Carmen – O posicionamento da mídia é fundamental. Na publicidade os negros ainda aparecem pouco. No jornalismo esportivo, é preciso preparar melhor os comentaristas, para que não disseminem conceitos preconceituosos. Há também a questão legislativa. As leis existem, mas não são aplicadas dentro do estádio. Isso precisa mudar. Quando os jogadores combatem o racismo, compram essa briga, também ajudam a transformar a realidade fora dos estádios. Antigamente os jogadores negros sofriam racismo e ficavam em silêncio. Tinham medo. Hoje eles assumem a negritude, valorizam as raízes e respondem às agressões.

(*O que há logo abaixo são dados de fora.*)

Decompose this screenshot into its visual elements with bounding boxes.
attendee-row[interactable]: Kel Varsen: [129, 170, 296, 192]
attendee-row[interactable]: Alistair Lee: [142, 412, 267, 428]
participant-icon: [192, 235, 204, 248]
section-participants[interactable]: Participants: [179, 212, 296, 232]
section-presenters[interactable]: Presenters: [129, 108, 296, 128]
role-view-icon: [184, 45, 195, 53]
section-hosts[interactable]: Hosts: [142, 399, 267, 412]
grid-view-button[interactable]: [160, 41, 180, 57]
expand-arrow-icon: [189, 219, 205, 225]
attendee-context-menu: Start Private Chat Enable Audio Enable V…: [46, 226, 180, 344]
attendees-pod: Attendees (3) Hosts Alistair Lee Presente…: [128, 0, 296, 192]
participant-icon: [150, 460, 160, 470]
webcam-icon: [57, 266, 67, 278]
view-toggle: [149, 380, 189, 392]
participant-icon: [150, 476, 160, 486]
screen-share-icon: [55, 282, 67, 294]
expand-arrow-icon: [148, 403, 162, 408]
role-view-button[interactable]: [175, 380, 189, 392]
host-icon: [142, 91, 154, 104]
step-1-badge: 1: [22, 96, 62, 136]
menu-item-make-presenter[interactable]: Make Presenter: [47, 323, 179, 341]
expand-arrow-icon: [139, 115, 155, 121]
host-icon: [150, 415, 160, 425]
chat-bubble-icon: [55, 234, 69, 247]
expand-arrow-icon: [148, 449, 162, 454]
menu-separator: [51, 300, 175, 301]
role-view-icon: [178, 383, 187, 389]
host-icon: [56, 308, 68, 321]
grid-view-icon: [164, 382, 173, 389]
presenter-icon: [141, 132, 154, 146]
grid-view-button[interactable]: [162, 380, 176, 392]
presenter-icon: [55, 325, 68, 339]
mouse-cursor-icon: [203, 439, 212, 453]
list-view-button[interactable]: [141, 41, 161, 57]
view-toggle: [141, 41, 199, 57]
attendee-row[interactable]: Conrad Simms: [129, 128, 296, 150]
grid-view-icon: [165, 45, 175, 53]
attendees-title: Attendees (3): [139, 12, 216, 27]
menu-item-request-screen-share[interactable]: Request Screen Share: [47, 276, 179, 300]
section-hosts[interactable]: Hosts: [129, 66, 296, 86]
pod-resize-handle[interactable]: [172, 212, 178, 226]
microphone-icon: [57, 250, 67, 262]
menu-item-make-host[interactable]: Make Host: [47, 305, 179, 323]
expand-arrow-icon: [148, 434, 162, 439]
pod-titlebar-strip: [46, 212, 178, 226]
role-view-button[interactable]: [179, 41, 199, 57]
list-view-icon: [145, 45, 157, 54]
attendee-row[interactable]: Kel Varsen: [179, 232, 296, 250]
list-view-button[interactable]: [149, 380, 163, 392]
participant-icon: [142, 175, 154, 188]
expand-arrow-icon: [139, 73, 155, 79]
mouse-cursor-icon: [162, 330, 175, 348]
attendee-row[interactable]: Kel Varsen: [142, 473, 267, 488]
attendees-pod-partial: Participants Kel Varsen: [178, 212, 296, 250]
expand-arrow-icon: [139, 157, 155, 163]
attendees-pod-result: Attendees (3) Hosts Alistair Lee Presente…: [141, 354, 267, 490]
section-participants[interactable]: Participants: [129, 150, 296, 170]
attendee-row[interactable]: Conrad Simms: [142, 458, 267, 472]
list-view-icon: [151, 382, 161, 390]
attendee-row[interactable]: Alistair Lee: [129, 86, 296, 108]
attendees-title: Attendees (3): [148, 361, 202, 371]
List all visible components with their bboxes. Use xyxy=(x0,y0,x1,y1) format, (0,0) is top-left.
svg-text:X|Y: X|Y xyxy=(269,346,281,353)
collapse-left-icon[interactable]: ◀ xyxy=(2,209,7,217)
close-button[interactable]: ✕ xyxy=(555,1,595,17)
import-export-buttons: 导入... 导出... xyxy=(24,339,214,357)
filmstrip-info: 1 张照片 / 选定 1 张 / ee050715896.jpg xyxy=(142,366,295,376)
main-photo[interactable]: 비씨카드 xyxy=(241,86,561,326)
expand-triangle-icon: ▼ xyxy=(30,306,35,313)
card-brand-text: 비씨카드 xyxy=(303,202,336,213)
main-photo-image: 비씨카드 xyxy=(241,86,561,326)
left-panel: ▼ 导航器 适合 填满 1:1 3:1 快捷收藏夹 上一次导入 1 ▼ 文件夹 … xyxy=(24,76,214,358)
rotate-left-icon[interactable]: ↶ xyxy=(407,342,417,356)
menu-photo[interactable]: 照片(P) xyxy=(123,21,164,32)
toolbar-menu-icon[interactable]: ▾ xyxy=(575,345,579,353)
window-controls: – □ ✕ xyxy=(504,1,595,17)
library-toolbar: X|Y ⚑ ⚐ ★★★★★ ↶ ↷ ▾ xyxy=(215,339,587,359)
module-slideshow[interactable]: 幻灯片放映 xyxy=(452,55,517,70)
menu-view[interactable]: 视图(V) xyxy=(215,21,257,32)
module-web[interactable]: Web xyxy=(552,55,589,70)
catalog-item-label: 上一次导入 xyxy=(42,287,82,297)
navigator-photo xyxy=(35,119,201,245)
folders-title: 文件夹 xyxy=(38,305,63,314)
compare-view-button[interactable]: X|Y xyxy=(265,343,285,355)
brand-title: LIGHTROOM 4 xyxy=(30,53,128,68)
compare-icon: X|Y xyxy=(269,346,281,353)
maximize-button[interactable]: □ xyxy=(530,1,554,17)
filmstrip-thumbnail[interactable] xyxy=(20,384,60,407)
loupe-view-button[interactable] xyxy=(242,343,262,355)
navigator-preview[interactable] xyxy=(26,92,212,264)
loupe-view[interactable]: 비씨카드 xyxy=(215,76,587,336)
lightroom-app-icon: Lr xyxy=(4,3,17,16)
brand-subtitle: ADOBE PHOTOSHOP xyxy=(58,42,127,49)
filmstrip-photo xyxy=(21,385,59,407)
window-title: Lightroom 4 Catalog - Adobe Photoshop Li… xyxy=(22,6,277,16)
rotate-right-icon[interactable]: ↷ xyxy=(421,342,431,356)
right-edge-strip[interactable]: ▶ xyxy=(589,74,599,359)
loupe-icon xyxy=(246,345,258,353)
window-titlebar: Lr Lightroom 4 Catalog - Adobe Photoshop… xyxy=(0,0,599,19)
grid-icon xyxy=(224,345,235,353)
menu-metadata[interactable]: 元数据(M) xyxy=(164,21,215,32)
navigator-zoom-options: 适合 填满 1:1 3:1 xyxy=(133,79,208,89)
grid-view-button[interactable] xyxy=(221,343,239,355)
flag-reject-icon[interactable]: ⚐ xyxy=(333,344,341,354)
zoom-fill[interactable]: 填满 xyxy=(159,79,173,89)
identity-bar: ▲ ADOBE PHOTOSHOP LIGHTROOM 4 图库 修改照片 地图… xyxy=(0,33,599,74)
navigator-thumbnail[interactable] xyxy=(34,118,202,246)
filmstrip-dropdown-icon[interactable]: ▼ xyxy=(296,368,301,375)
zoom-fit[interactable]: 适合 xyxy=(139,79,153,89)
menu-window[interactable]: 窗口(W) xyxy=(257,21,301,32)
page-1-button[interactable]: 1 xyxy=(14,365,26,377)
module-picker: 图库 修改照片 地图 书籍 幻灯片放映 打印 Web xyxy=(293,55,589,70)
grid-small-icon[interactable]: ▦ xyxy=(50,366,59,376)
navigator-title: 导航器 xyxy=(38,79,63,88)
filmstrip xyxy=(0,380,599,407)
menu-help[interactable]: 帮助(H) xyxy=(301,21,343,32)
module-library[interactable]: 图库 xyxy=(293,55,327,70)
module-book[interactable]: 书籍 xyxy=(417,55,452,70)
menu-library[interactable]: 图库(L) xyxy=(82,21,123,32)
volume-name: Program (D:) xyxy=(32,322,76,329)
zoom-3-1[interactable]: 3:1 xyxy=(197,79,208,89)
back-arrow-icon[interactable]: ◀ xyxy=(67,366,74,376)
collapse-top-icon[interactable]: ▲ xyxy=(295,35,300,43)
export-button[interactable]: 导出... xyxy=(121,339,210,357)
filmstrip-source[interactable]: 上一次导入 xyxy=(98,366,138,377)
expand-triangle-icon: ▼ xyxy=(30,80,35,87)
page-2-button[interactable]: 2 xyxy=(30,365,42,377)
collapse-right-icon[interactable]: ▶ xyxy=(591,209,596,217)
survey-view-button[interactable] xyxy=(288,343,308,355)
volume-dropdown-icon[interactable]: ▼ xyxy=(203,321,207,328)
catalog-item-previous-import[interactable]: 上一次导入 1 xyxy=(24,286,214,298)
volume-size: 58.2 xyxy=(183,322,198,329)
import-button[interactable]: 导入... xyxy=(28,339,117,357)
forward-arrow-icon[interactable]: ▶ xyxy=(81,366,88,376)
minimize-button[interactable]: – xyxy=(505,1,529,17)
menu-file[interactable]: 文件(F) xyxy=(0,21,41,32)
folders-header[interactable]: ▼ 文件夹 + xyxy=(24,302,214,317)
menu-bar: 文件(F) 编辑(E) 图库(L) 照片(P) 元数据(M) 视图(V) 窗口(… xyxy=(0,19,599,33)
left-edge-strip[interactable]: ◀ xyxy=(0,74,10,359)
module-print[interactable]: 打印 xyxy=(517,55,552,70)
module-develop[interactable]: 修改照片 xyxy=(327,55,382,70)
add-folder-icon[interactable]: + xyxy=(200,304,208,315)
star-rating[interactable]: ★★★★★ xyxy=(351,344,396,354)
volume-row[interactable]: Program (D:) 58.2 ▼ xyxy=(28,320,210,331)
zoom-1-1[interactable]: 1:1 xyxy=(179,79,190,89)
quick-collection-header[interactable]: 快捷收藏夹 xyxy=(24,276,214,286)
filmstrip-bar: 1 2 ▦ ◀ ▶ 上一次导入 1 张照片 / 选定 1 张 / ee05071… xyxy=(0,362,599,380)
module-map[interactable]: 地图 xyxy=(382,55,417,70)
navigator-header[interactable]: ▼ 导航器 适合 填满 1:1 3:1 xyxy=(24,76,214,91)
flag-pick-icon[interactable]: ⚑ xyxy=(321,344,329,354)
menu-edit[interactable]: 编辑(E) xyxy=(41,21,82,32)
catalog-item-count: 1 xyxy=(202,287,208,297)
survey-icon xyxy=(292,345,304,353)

DC – O que achou da atitude do Daniel?
Carmen – Foi uma ação de grande eficácia simbólica. Quando o torcedor joga a banana quer chamá-lo de macaco, primitivo. E o que ele faz? Come a banana e transforma esse significado. Ele recebe a fruta como um presente do torcedor. A banana é apenas uma banana. Foi uma atitude bem-humorada e inteligente do Daniel.
DC – E a campanha lançada por Neymar ?
Carmen – Foi outra sacada incrível. Se “somos todos macacos”, todos temos as mesmas origens. Ele retoma o movimento de maio de 1968, em Paris, quando estudantes, revoltados com a expulsão de um de seus líderes de origem judia-alemã, evocaram: somos todos judeus alemães.